К. Р.
Шрифт:
Завтрак был накрыт в столовой рядом с кабинетом покойного Александра III. В этом кабинете он принимал доклады министров, а работать любил наверху, в маленьких комнатах с низкими потолками. Никто не понимал такого предпочтения большого и высокого человека, каким был Император. Все его комнаты Дагмара оставила в неприкосновенности. В одной из них стояла вешалка с его сюртуком.
В кабинете Александра III было много портретов. Портрет Александра II почему-то висел между портретами Павла I и Петра III.
После завтрака разговор зашел о положении России, об убитом Столыпине. «Вот кто должен был обуздать революцию», — сказала по-французски Дагмара. О предстоящей войне говорили как о деле очевидном, но почему-то совершенно спокойно.
Когда возвращались домой, Гавриил, со слов князя Шервашидзе, бывшего за столом, рассказал, что Император Александр II несколько раз просил перевесить свой портрет — не хотел висеть между двух убиенных царей Павла I и Петра III, но этого не сделали. И вот Александра II тоже убили… А Константин Константинович думал о печальной участи императорских вдов.
Перед глазами стояли престарелые официанты в синих фраках… Одного из них Гавриил окрестил мумией. Приедет ли Дагмара на премьеру «Царя Иудейского»? Она ведь всегда любила театр…
Девятого января 1914 года на сцене Эрмитажного театра состоялась премьера драмы «Царь Иудейский». Начало было назначено на восемь часов вечера. Но публика, придворная, великосветская, роскошно одетая, сановная, с громкими именами, с репутацией «деятелей России», заполнила околотеатральные залы уже в семь часов. Многие из присутствующих, а позже и газеты, объясняли это тем, что впервые зрители смогли осмотреть обычно закрытые залы дворца. На самом деле имя и положение августейшего автора, борьба за возможность пьесы появиться на подмостках, необычная постановка и содержание ее — всё интриговало элиту Петербурга. Накаляло атмосферу ожидание высочайших особ. Открылись двери, и прекрасный Эрмитажный театр пригласил зрителей. Амфитеатром с бархатными сиденьями зал. Внизу кресла. Государь приехал из Царского Села с Великими княжнами. Он не забыл (а это в сложившейся ситуации важно) надеть жетон «Измайловских досугов», который вручил ему Константин в давние времена, когда они были молоды: Государь — еще Наследник, а Константин — командир Измайловской роты. Кстати, программу спектакля тоже украшал знак «Измайловских досугов» с девизом «Во имя доблести, добра и красоты».
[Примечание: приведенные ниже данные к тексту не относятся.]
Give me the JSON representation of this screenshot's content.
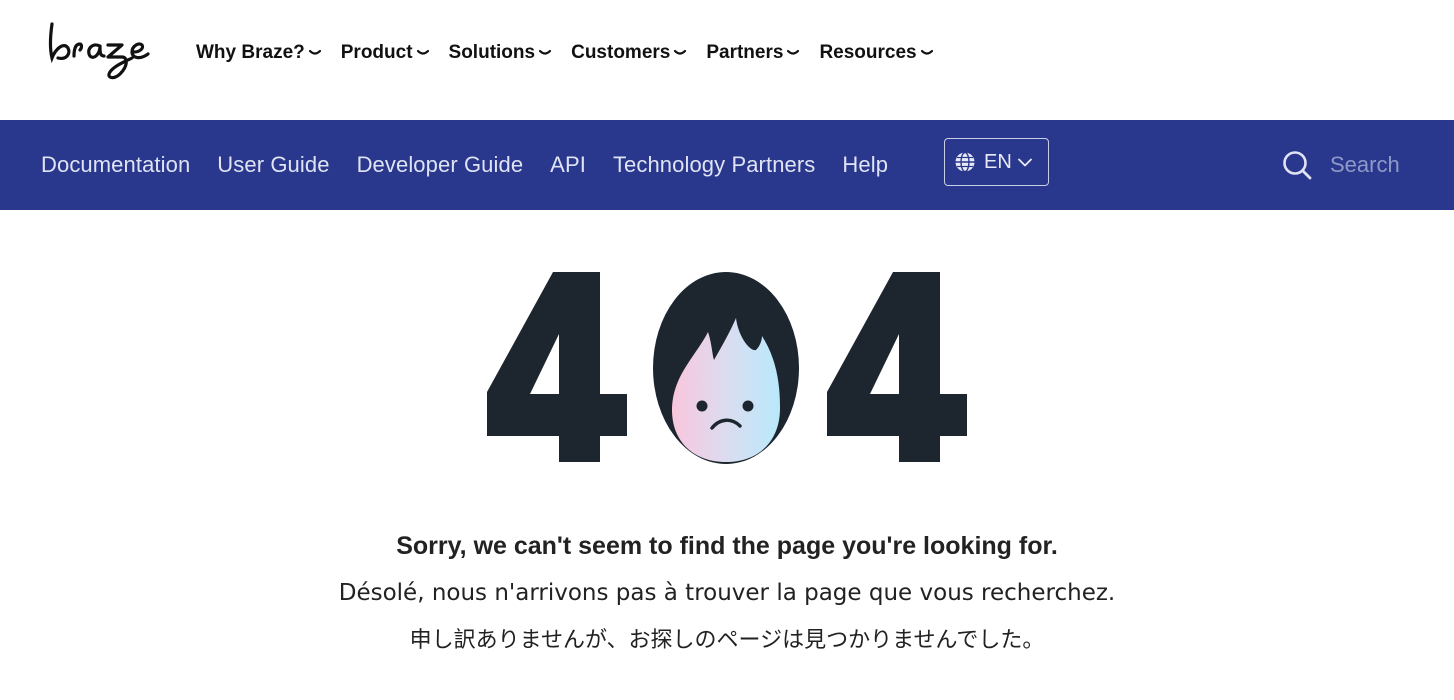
{
  "brand": {
    "logo_text": "braze"
  },
  "main_nav": {
    "items": [
      {
        "label": "Why Braze?"
      },
      {
        "label": "Product"
      },
      {
        "label": "Solutions"
      },
      {
        "label": "Customers"
      },
      {
        "label": "Partners"
      },
      {
        "label": "Resources"
      }
    ]
  },
  "doc_nav": {
    "links": [
      {
        "label": "Documentation"
      },
      {
        "label": "User Guide"
      },
      {
        "label": "Developer Guide"
      },
      {
        "label": "API"
      },
      {
        "label": "Technology Partners"
      },
      {
        "label": "Help"
      }
    ],
    "language": {
      "code": "EN",
      "icon": "globe-icon"
    },
    "search": {
      "placeholder": "Search",
      "icon": "search-icon"
    }
  },
  "error": {
    "code_digits": [
      "4",
      "0",
      "4"
    ],
    "message_en": "Sorry, we can't seem to find the page you're looking for.",
    "message_fr": "Désolé, nous n'arrivons pas à trouver la page que vous recherchez.",
    "message_ja": "申し訳ありませんが、お探しのページは見つかりませんでした。"
  },
  "colors": {
    "docbar_bg": "#29378c",
    "digit_color": "#1d262e",
    "text_dark": "#222222"
  }
}
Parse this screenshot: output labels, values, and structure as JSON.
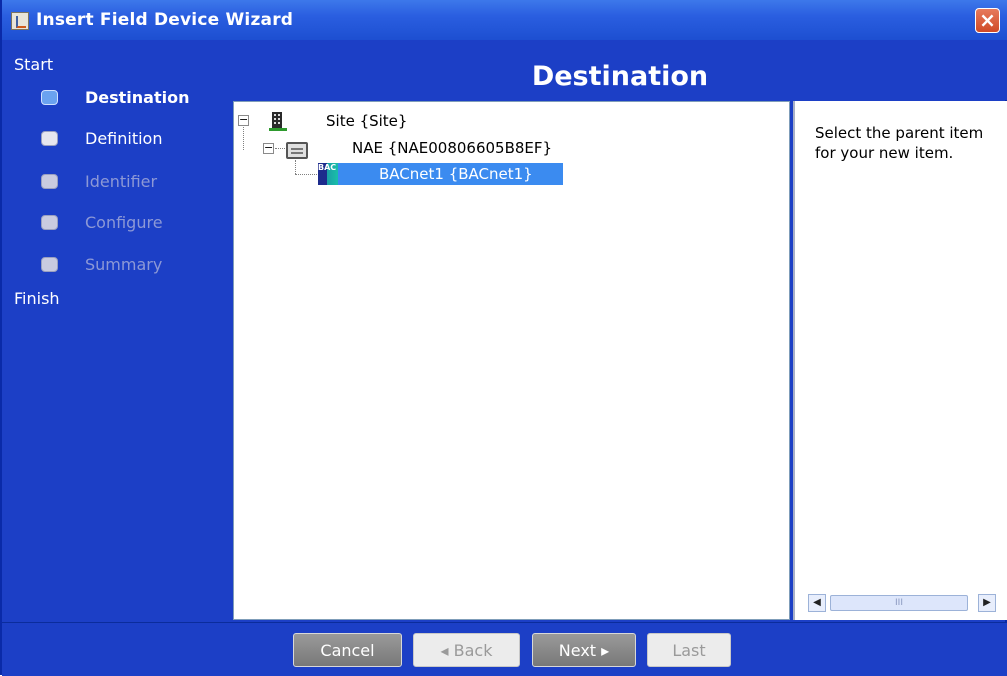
{
  "window": {
    "title": "Insert Field Device Wizard",
    "close_symbol": "×",
    "app_icon": "java-cup-icon"
  },
  "sidebar": {
    "start_label": "Start",
    "finish_label": "Finish",
    "steps": [
      {
        "label": "Destination",
        "state": "active"
      },
      {
        "label": "Definition",
        "state": "enabled"
      },
      {
        "label": "Identifier",
        "state": "disabled"
      },
      {
        "label": "Configure",
        "state": "disabled"
      },
      {
        "label": "Summary",
        "state": "disabled"
      }
    ]
  },
  "main": {
    "header": "Destination",
    "tree": {
      "site": {
        "label": "Site {Site}",
        "icon": "building-icon",
        "expander": "−"
      },
      "nae": {
        "label": "NAE {NAE00806605B8EF}",
        "icon": "server-icon",
        "expander": "−"
      },
      "bacnet": {
        "label": "BACnet1 {BACnet1}",
        "icon": "bacnet-icon",
        "icon_text": "BAC",
        "selected": true
      }
    },
    "help_text": "Select the parent item for your new item.",
    "scroll_thumb_grip": "III"
  },
  "footer": {
    "cancel_label": "Cancel",
    "back_label": "◂ Back",
    "next_label": "Next ▸",
    "last_label": "Last"
  },
  "colors": {
    "background_blue": "#1c3fc6",
    "selection_blue": "#3b8bf0",
    "close_red": "#d04a26"
  }
}
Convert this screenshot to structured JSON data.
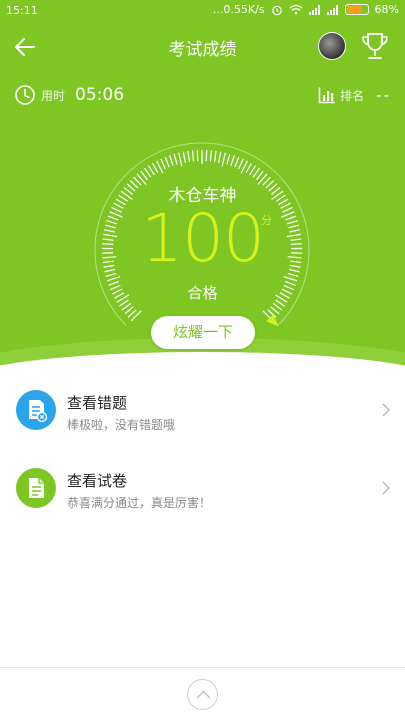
{
  "status_bar": {
    "time": "15:11",
    "network_speed": "...0.55K/s",
    "battery": "68%",
    "battery_level": 0.68
  },
  "nav": {
    "title": "考试成绩"
  },
  "info": {
    "time_label": "用时",
    "time_value": "05:06",
    "rank_label": "排名",
    "rank_value": "--"
  },
  "score": {
    "name": "木仓车神",
    "value": "100",
    "unit": "分",
    "result": "合格",
    "percent": 1.0,
    "share_label": "炫耀一下"
  },
  "list": [
    {
      "title": "查看错题",
      "subtitle": "棒极啦，没有错题哦",
      "icon": "wrong-questions-icon"
    },
    {
      "title": "查看试卷",
      "subtitle": "恭喜满分通过，真是厉害！",
      "icon": "exam-paper-icon"
    }
  ],
  "colors": {
    "primary_green": "#7dc623",
    "score_yellow": "#d6f21c",
    "blue_icon": "#2aa4ea",
    "green_icon": "#7dc623",
    "battery_orange": "#f7a11a"
  }
}
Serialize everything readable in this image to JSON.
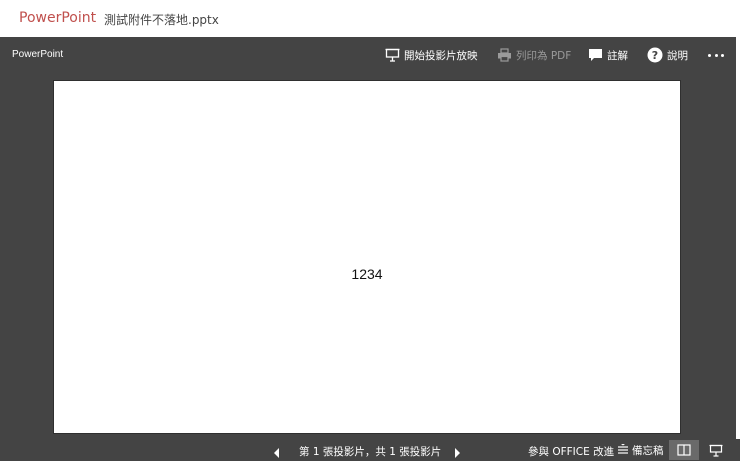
{
  "titlebar": {
    "app_name": "PowerPoint",
    "file_name": "測試附件不落地.pptx"
  },
  "viewer": {
    "label": "PowerPoint",
    "toolbar": {
      "start_slideshow": "開始投影片放映",
      "print_pdf": "列印為 PDF",
      "comments": "註解",
      "help": "說明"
    }
  },
  "slide": {
    "text": "1234"
  },
  "statusbar": {
    "slide_counter": "第 1 張投影片，共 1 張投影片",
    "feedback": "參與 OFFICE 改進",
    "notes": "備忘稿"
  },
  "icons": {
    "start_slideshow": "projector-icon",
    "print_pdf": "printer-icon",
    "comments": "comment-icon",
    "help": "help-icon",
    "more": "more-icon",
    "prev": "triangle-left-icon",
    "next": "triangle-right-icon",
    "notes": "notes-icon",
    "reading_view": "book-icon",
    "slideshow_view": "projector-icon"
  },
  "colors": {
    "brand": "#c0504d",
    "viewer_bg": "#444444",
    "active_view_bg": "#6a6a6a",
    "disabled_text": "#9a9a9a"
  }
}
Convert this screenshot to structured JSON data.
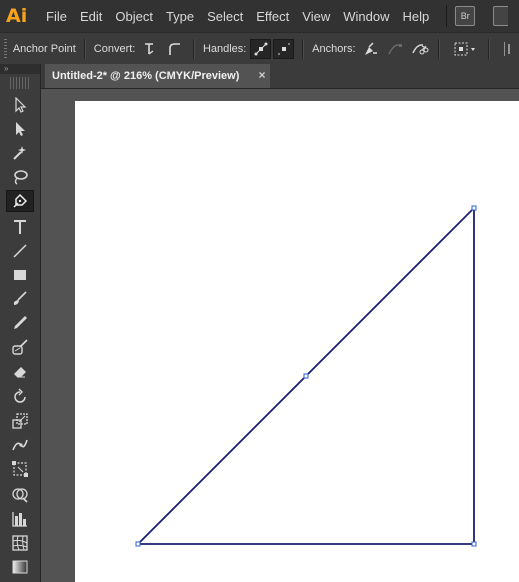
{
  "app": {
    "logo_text": "Ai"
  },
  "menu": [
    "File",
    "Edit",
    "Object",
    "Type",
    "Select",
    "Effect",
    "View",
    "Window",
    "Help"
  ],
  "bridge": {
    "label": "Br"
  },
  "control_bar": {
    "title": "Anchor Point",
    "convert_label": "Convert:",
    "handles_label": "Handles:",
    "anchors_label": "Anchors:"
  },
  "document_tab": {
    "title": "Untitled-2* @ 216% (CMYK/Preview)",
    "close": "×"
  },
  "toolbar": {
    "collapse_glyph": "»",
    "active_tool": "pen-tool",
    "tools": [
      "selection-tool",
      "direct-selection-tool",
      "magic-wand-tool",
      "lasso-tool",
      "pen-tool",
      "type-tool",
      "line-segment-tool",
      "rectangle-tool",
      "paintbrush-tool",
      "pencil-tool",
      "blob-brush-tool",
      "eraser-tool",
      "rotate-tool",
      "scale-tool",
      "width-tool",
      "free-transform-tool",
      "shape-builder-tool",
      "graph-tool",
      "mesh-tool",
      "gradient-tool"
    ]
  },
  "artwork": {
    "shape": "right-triangle",
    "stroke_color": "#1a1f6e",
    "anchor_color": "#2f5fd0"
  }
}
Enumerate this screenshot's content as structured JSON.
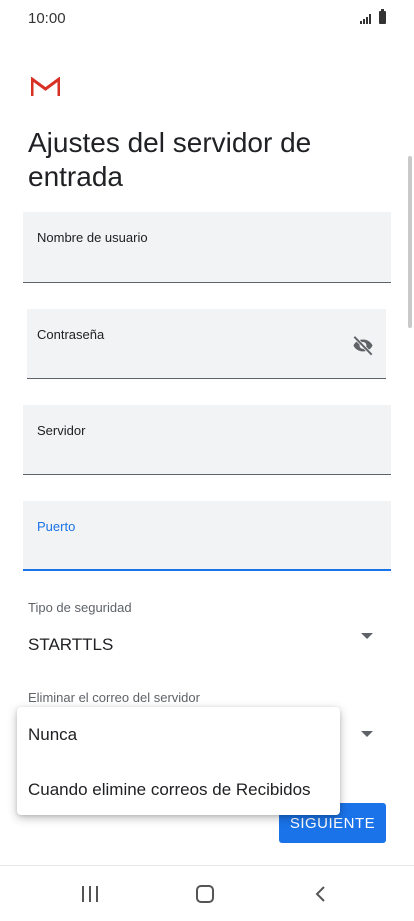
{
  "status_bar": {
    "time": "10:00"
  },
  "header": {
    "title": "Ajustes del servidor de entrada"
  },
  "fields": {
    "username": {
      "label": "Nombre de usuario",
      "value": ""
    },
    "password": {
      "label": "Contraseña",
      "value": ""
    },
    "server": {
      "label": "Servidor",
      "value": ""
    },
    "port": {
      "label": "Puerto",
      "value": ""
    }
  },
  "security": {
    "label": "Tipo de seguridad",
    "value": "STARTTLS"
  },
  "delete_mail": {
    "label": "Eliminar el correo del servidor"
  },
  "menu": {
    "options": [
      "Nunca",
      "Cuando elimine correos de Recibidos"
    ]
  },
  "actions": {
    "next_label": "SIGUIENTE"
  },
  "colors": {
    "accent": "#1a73e8",
    "gmail_red": "#d93025",
    "field_bg": "#f1f3f4"
  },
  "icons": [
    "gmail-logo",
    "signal-icon",
    "battery-icon",
    "visibility-off-icon",
    "chevron-down-icon",
    "recent-apps-icon",
    "home-icon",
    "back-icon"
  ]
}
В зале, как никогда, царила приподнятая, торжественная, в чем-то даже величественная атмосфера. Все двигались в замедленном ритме, будто готовили себя к священной теме предстоящей мистерии.
Раздалась увертюра. Благозвучная, широкая. Как гимн, торжественная. Ее звуки усилила хоровая стихия. Медленно начал подниматься занавес Эрмитажного театра, за ним открылся другой, созданный в теме мистерии. Даже сегодня сказали бы, что это чистый модерн! На густо-красном мрачном фоне занавеса, как молнии или тернии того жуткого венца, который описывал К. Р. в своих примечаниях, змеились зигзаги и изломы черного, как запекшаяся кровь, цвета. За этим занавесом, предвестником трагедии, слышались шум, крики, возгласы. Они были радостными — народ Иерусалима встречает Христа Спасителя!
Занавес, мрачный и тревожный, вдруг ушел в землю (находка Арбатова: занавес не раздвигался и не поднимался — он падал). И зритель ослеплен югом, солнцем, синевой небес, красками нарядов толпы. «Стены иерусалимских домов из крупных серых камней, крутые изгибы улиц, зелень растений — словно бы сошли со страниц старинных альбомов, — передавали увиденное рецензенты. — Картина была жизненной и пленяла художественной достоверностью. Зал чувствовал, что за этой толпой, уже совсем рядом в Иерусалим вступает Христос».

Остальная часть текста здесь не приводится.